Приняв "разговорные капли", он совсем повеселел. Простодушный, доверчивый, никогда не унывающий старик с по-детски ясной и чистой, как ключевая вода, душой был одних из тех аборигенов Уссурийского края, которых описывали еще первые исследователи. В его суждениях отражалась история и мировоззрение маленького лесного народа. (Лукса был на двадцать два года моложе. Его поколение во многом уже утратило самобытность своего племени.)
Познакомился я с Оде Ахи в Гвасюгах еще до начала охотничьего сезона, когда пополнял свою этнографическую коллекцию. К тому времени у меня уже были интересные приобретения: копья разных размеров, деревянный лук, стрелы с коваными наконечниками, женские стеклянные и медные украшения; охотничья шапка-накидка и ножны, расшитые разноцветными узорами. Прежде удэгейцы на своей одежде всегда вышивали цветные орнаменты с тонким изящным рисунком. Глядя на эту вышивку, не перестаешь восхищаться мастерством и высоким художественным вкусом вышивальщиц. Колоритнейшие вещи! К сожалению, в Гвасюгах оставалось всего несколько старушек, владеющих этим искусством, но и те из-за слабого зрения теперь вышиванием почти не занимались. Находок было немало, но я лелеял надежду обогатить коллекцию настоящим шаманским бубном. Такой бубен в стойбище был только у Ахи.

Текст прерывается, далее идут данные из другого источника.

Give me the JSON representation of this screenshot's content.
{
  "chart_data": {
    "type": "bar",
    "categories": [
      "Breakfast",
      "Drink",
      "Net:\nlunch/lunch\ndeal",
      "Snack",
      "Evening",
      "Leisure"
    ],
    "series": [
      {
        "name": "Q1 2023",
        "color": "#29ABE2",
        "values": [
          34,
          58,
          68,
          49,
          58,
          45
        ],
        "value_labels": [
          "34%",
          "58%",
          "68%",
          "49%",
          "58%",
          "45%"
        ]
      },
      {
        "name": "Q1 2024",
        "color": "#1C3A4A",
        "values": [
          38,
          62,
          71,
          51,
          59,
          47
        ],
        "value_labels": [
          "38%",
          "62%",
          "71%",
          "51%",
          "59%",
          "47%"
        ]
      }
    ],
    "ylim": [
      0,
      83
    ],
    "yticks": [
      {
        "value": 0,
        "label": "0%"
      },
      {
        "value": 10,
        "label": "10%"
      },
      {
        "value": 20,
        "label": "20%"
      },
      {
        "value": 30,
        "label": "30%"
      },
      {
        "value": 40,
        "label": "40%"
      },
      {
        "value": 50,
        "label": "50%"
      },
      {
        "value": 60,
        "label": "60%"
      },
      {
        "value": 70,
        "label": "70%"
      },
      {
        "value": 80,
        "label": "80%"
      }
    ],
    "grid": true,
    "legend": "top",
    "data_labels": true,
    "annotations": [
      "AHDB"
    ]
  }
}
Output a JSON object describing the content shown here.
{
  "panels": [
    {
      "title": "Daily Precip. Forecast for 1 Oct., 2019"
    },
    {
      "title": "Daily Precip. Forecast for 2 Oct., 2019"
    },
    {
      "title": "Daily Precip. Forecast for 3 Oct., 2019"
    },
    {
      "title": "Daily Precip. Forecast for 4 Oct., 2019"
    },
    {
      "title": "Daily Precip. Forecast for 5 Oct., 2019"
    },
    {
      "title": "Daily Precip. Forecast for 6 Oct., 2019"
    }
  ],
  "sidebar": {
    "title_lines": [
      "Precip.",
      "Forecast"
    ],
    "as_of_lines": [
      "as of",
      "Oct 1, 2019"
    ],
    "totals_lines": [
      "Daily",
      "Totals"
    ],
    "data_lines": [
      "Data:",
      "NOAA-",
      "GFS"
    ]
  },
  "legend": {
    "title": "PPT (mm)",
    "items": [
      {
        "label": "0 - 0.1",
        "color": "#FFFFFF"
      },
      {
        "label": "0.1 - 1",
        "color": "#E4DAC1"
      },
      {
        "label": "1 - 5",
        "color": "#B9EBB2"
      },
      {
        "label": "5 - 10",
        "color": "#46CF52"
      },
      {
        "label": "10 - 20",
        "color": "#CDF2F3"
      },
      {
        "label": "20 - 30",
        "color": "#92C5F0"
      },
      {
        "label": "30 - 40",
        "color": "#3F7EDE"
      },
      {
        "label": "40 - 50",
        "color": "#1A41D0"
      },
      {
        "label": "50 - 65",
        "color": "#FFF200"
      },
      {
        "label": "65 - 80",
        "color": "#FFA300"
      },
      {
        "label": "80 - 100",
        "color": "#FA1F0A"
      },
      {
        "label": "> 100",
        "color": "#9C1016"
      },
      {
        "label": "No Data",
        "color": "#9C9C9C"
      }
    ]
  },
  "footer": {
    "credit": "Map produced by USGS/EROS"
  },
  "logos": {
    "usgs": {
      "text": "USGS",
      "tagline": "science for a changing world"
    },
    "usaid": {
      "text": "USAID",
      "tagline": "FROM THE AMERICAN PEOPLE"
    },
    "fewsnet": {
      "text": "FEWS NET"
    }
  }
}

Идти к местному старейшине одному было неловко и я уговорил Луксу проводить меня. Постучались. Хозяйка провела нас в дом. Оде Ахи сидел на низкой скамейке и укладывал сухую мягкую травку хайкта в улы. Маленький, с невесомым телом старичок смотрел прямо и открыто. На мою просьбу ответил категорическим отказом и даже убрал с полки сэвохи--деревянные изображения удэгейских духов. И только после долгих переговоров с Луксой он согласился лишь показать бубен.
Достав берестяной чехол из-за шкафа, Оде вынул из него свою реликвию. Любовно погладил тугую с заплатами шхуну и несколько раз с расстановкой ударил по ней подушечками пальцев, жадно вслушиваясь в вибрирующие звуки. Мы притихли.
Держа бубен на весу, с помощью двух скрещивающихся на середине ремешков, сплетенных из сухожилий, старик погрел его над плитой. Взял в руку гёу кривую колотушку, обтянутую шкурой выдры и начал священнодействовать. Раздались звуки низкие, мощные. На душе стало тревожно. Мной овладело смятение и странная готовность повиноваться, идти туда, куда позовет этот потусторонний гул. Казалось, что я слышу зов предков, давным-давно ушедших в иные миры.
Убедившись, что Ахи с бубном не расстанется, мы извинились я попрощались. Уже на улице Лукса рассказал мне, что в Гвасюгах не раз бывали всевозможные экспедиции, но этот бубен Ахи так и не отдал никому и продолжает потихоньку шаманить.
Забегая вперед, скажу, что весной после охоты все же удалось уговорить Ахи, и он отдал мне свой бубен. Последний бубен последнего удэгейского шамана. А в конце следующего сезона Оде перекочевал к "нижний люди": вышел из своего зимовья рубить дрова, взмахнул топором и упал навзничь - сердце остановилось. Вероятно и бубен отдал, предчувствуя скорую "перекочевку".
Теперь эта реликвия висит у меня в комнате под черепом медведя. Иногда я снимаю бубен и, слушая глухие призывные звуки, вспоминаю Оде Ахи.
Всему этому суждено было произойти в будущем, а сейчас мы сидим все вместе в тесной палатке возле печки.
Я заварил свежий чай и разлил в кружки. Достал сахар. Ахи от него наотрез отказался:
- Чай вкус теряй, - заявил он. Пили долго, не торопясь. Я расспрашивал Ахи о его жизни. Великолепная память старика хранила много любопытного. Он в мельчайших подробностях описывал события полувековой давности, помнил названия речушек к перевалов, по которым ходил еще в начале века.
Когда разговор коснулся тигров, Ахи пожаловался:
- Куты-мафа моя собака война объявил. Прошлый охота два ел. Теперь последний чуть-чуть не давил. Моя увидел - ушел. Страх любит собака. Собака ест - пьяный ходи.
- А как думаете, Ахи, почему тигр на человека перестал нападать?
- Моя так думай: люди закон прями, не убивай куты-мафа. Куты-мафа умный свой закон прими.
От такой неожиданной наивности я улыбнулся. Аки пристально посмотрел на меня.